REUTERS - Captain Michael Clarke is fed up with Australia’s slide down cricket’s world rankings and has demanded his team begin to turn things around during matches in the United Arab Emirates.
“(It’s up to us) to realise we sit fourth in the one-day rankings, third in the Test rankings and eighth or ninth in the Twenty20 rankings,” Clarke told reporters on Tuesday before limited-over games against Afghanistan and Pakistan.
“Every player knows that it’s unacceptable for an Australian team to sit there, but that’s easy to say; it’s about what we do.”
It has been a lean two years for Australian cricket. Clarke took over the captaincy as a number of gifted players including former skipper Ricky Ponting, Glenn McGrath and Adam Gilchrist came to the end of their careers.
Under his leadership, Australia have remained more than competitive but their ability to dominate teams is no more.
Australia were soundly beaten by England in their most recent one-day series, succumbing 4-0 with a washed-out third match denying the hosts a clean sweep.
They were eliminated in the quarter-finals of last year’s World Cup, a tournament they had won three times in succession.
Clarke said much had been said about the performances of his team, but the time for talking was now over and it was up to individuals to take responsibility for results.
“It’s actually not about what we say now, it’s about what we do as a team,” Clarke said in Sydney before flying to Dubai.
“We’ve all sat in meetings and heard the captain or the coach have their say, but it’s now up to us as individual players and as a team to do something about it.”

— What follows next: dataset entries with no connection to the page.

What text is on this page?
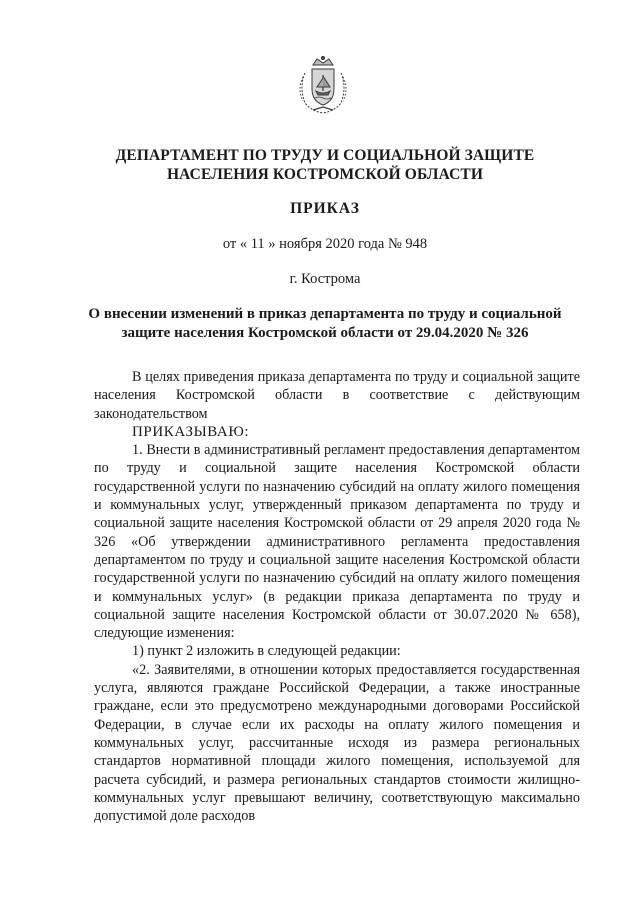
ДЕПАРТАМЕНТ ПО ТРУДУ И СОЦИАЛЬНОЙ ЗАЩИТЕ
НАСЕЛЕНИЯ КОСТРОМСКОЙ ОБЛАСТИ
ПРИКАЗ
от « 11 » ноября 2020 года № 948
г. Кострома
О внесении изменений в приказ департамента по труду и социальной
защите населения Костромской области от 29.04.2020 № 326

В целях приведения приказа департамента по труду и социальной защите населения Костромской области в соответствие с действующим законодательством

ПРИКАЗЫВАЮ:

1. Внести в административный регламент предоставления департаментом по труду и социальной защите населения Костромской области государственной услуги по назначению субсидий на оплату жилого помещения и коммунальных услуг, утвержденный приказом департамента по труду и социальной защите населения Костромской области от 29 апреля 2020 года № 326 «Об утверждении административного регламента предоставления департаментом по труду и социальной защите населения Костромской области государственной услуги по назначению субсидий на оплату жилого помещения и коммунальных услуг» (в редакции приказа департамента по труду и социальной защите населения Костромской области от 30.07.2020 № 658), следующие изменения:

1) пункт 2 изложить в следующей редакции:

«2. Заявителями, в отношении которых предоставляется государственная услуга, являются граждане Российской Федерации, а также иностранные граждане, если это предусмотрено международными договорами Российской Федерации, в случае если их расходы на оплату жилого помещения и коммунальных услуг, рассчитанные исходя из размера региональных стандартов нормативной площади жилого помещения, используемой для расчета субсидий, и размера региональных стандартов стоимости жилищно-коммунальных услуг превышают величину, соответствующую максимально допустимой доле расходов
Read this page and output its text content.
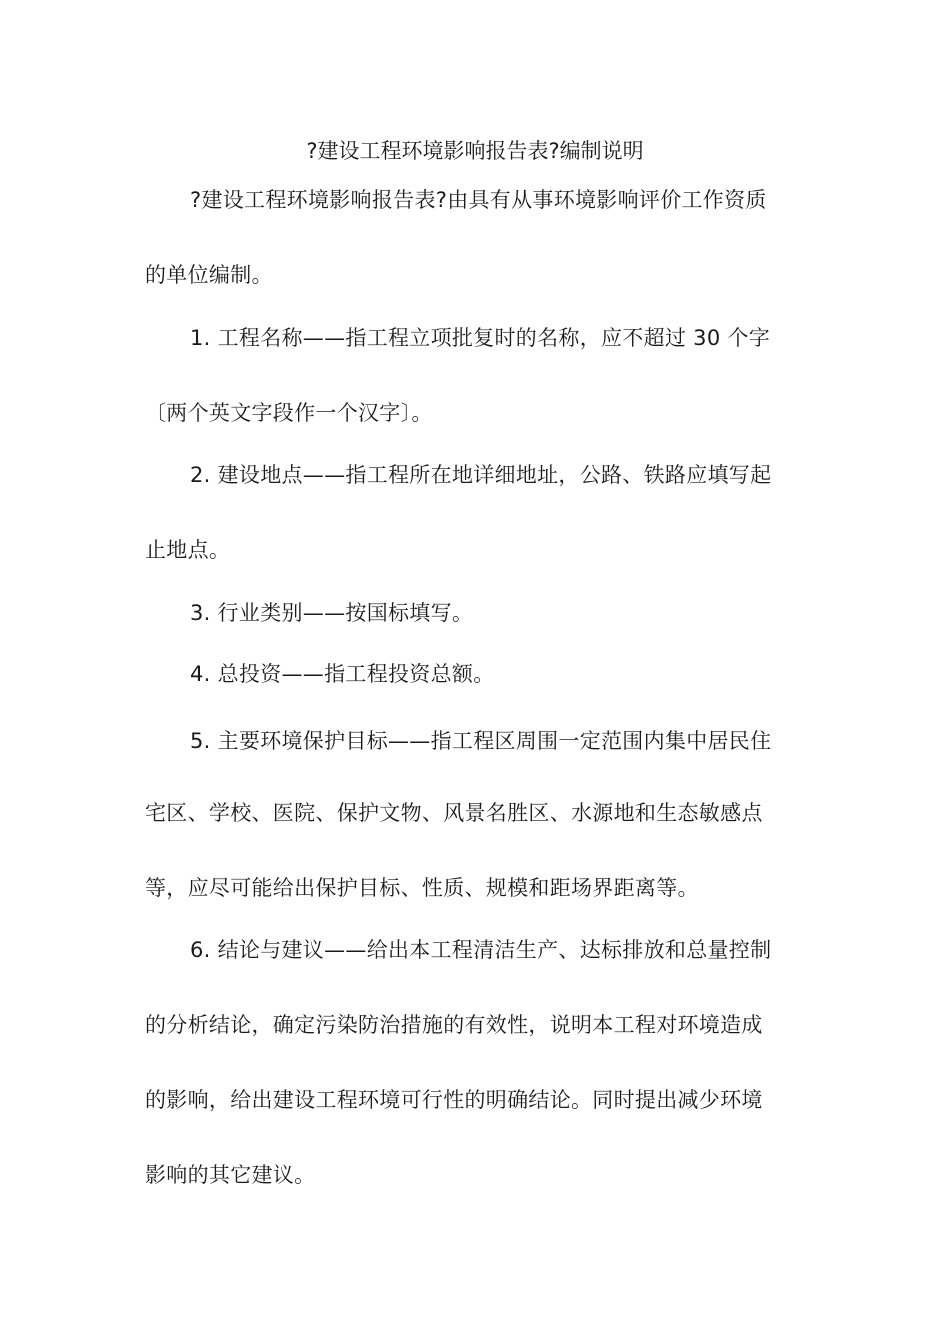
?建设工程环境影响报告表?编制说明
?建设工程环境影响报告表?由具有从事环境影响评价工作资质
的单位编制。
1. 工程名称——指工程立项批复时的名称，应不超过 30 个字
〔两个英文字段作一个汉字〕。
2. 建设地点——指工程所在地详细地址，公路、铁路应填写起
止地点。
3. 行业类别——按国标填写。
4. 总投资——指工程投资总额。
5. 主要环境保护目标——指工程区周围一定范围内集中居民住
宅区、学校、医院、保护文物、风景名胜区、水源地和生态敏感点
等，应尽可能给出保护目标、性质、规模和距场界距离等。
6. 结论与建议——给出本工程清洁生产、达标排放和总量控制
的分析结论，确定污染防治措施的有效性，说明本工程对环境造成
的影响，给出建设工程环境可行性的明确结论。同时提出减少环境
影响的其它建议。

Australia face Afghanistan in a one-day international in Sharjah on Saturday before three one-dayers and three Twenty20 internationals against Pakistan in Abu Dhabi and Dubai.
They then head to Sri Lanka for next month’s World Twenty20 - the one major title that has eluded them.
Clarke acknowledged conditions in the UAE would test Australia but overcoming such obstacles was all part of their quest to get back to the top, something that would take time.
“I feel we’ve got a lot of work to do to get back to being the number one side in the world,” he said.